2002

The Voice: Winter 2002

The Voice

Drawing class mounts group show in Cherokee


Advanced Drawing By Sally Jongsma

Professor Susan Van Geest's advanced drawing students gave their artwork legs this semester when they put on a show at the Sanford Museum in Cherokee, Iowa.

The opportunity to show their work in November fell into place early in the semester for Van Geest and the group of six students. One of the requirements of the course is that students show or publish a piece of their work. Shortly after the semester began, Van Geest received an invitation from the Sanford Museum to mount a show there.

“We had just read and discussed an article titled 'The Function of Artists in Society' by Timothy Van Laar and Leonard Diepeveen and talked about the fact that as Christian artists we can't just make our art and put it in a closet. We need to share it with our communities,” says Van Geest. So she presented the opportunity to her students.

“There's always an element of fear involved in taking your work, which is
personal, and putting it into a public venue,” says Van Geest. Artists wonder if their work is good enough, whether people will “get it,” ignore it, or misinterpret it. She and her students talked about those feelings before they agreed to do the show.

“I was very excited about this opportunity. I have never had my work in a show other than on Dordt's campus,” says senior Lori De Jong from Sioux Center. “It was a lot of fun to see my work matted and framed in a professional manner.”

Van Geest and her students also discussed the many approaches artists take to the relationship between their art and their community, and they wrestled with how they should work as Christian artists in their communities.

Some artists believe they have no responsibility to their audience. They offer no explanation and do not consider their audience's experience with art, says Van Geest. She and her students reject that view, believing that the Christian artist has something to say to society and a responsibility to help others understand the art they view.

“I think artists generally have a different way of seeing the world. Through our artwork we can teach others to appreciate the world around us in a new way,” says senior Laura Schippers from Holland, Michigan.
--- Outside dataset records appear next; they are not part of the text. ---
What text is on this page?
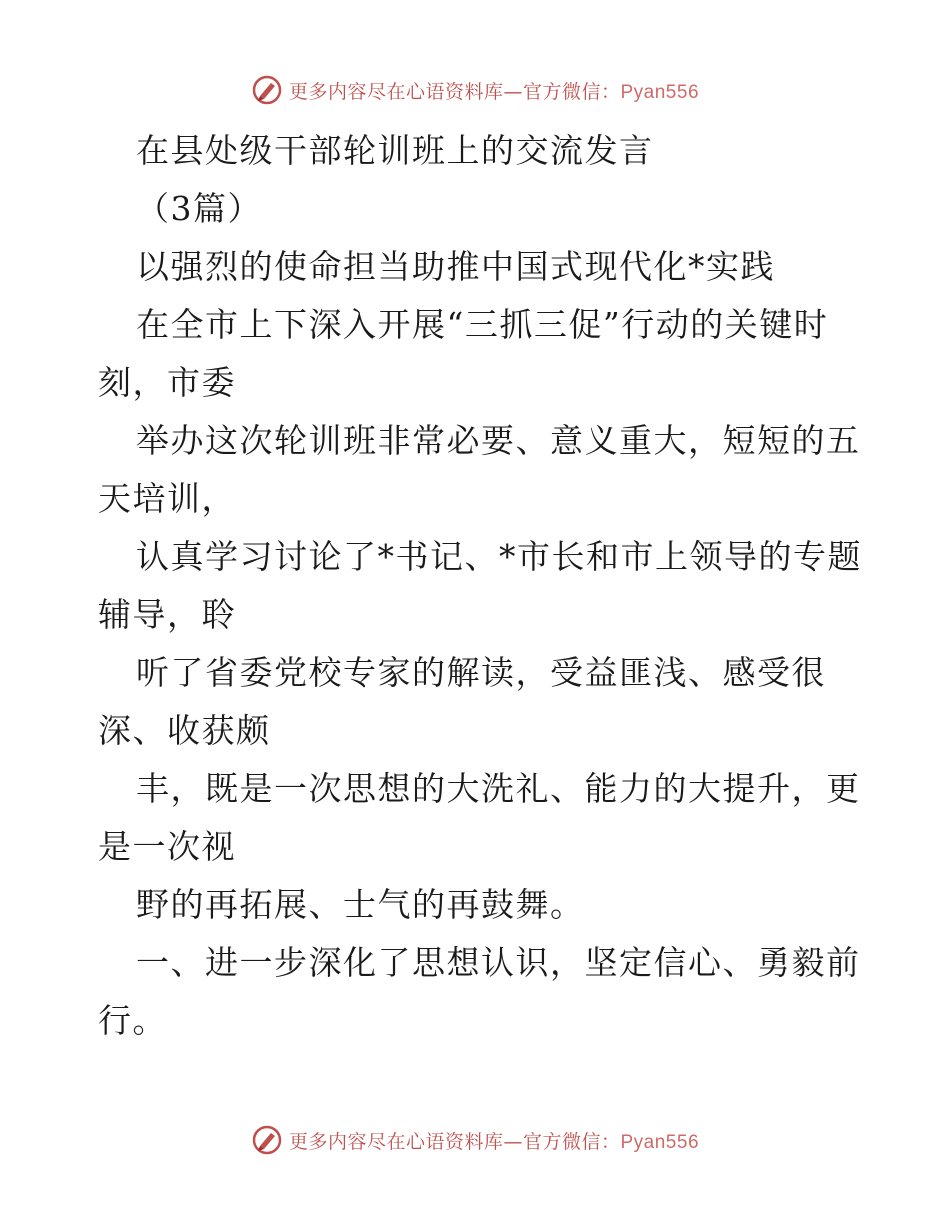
更多内容尽在心语资料库—官方微信：Pyan556
在县处级干部轮训班上的交流发言
（3篇）
以强烈的使命担当助推中国式现代化*实践
在全市上下深入开展“三抓三促”行动的关键时
刻，市委
举办这次轮训班非常必要、意义重大，短短的五
天培训，
认真学习讨论了*书记、*市长和市上领导的专题
辅导，聆
听了省委党校专家的解读，受益匪浅、感受很
深、收获颇
丰，既是一次思想的大洗礼、能力的大提升，更
是一次视
野的再拓展、士气的再鼓舞。
一、进一步深化了思想认识，坚定信心、勇毅前
行。
更多内容尽在心语资料库—官方微信：Pyan556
For Van Geest and her students that meant producing quality work and sharing it as
clearly as they could. They also wanted to help their audience understand how to “read” art. To do that they selected some realistic pieces and some more abstract.

“People tend to gravitate to realism. Sometimes combining realistic and abstract pieces in a show makes it easier to see which forms in an abstract work are essential,” says Van Geest. She hopes

it helps viewers see that art has more to do with interpreting than replicating.

Both De Jong and Schippers selected pieces that helped the audience see a progression from realistic to abstract. Schippers chose a series of drawings of a Des Moines building. The first was realistic, the second more geometric, and the third an abstraction. De Jong chose a series of figure drawings that became increasingly abstract.

In a further effort to help viewers understand that interpretation of creation isn't just replication, the students composed an artists' statement that they posted at the show.

Putting on a show creates opportunities to discuss and learn for both students and their audience, says Van Geest. The artworks need to have integrity, be of good quality, and be truthful, she says. It's not always easy to put into words what that means, but Van Geest believes that among other things it means that art should stretch people and expand their horizons_make them think about things in new ways.

“ An artist should not be afraid to produce art that communicates something from within themselves or something about their world,” says De Jong. “The artist should display works that challenge viewers.”

Van Geest feels that the show included some very good works, and students selected pieces that worked well together. They learned a great deal about what goes into putting on a show, including such things as how to think about the public and the politics of selecting pieces.

“I think it was a good thing to get our artwork out beyond the classroom,” says Schippers, “not only to create some name recognition and help our resumés, but to emphasize the importance of art within our communities.”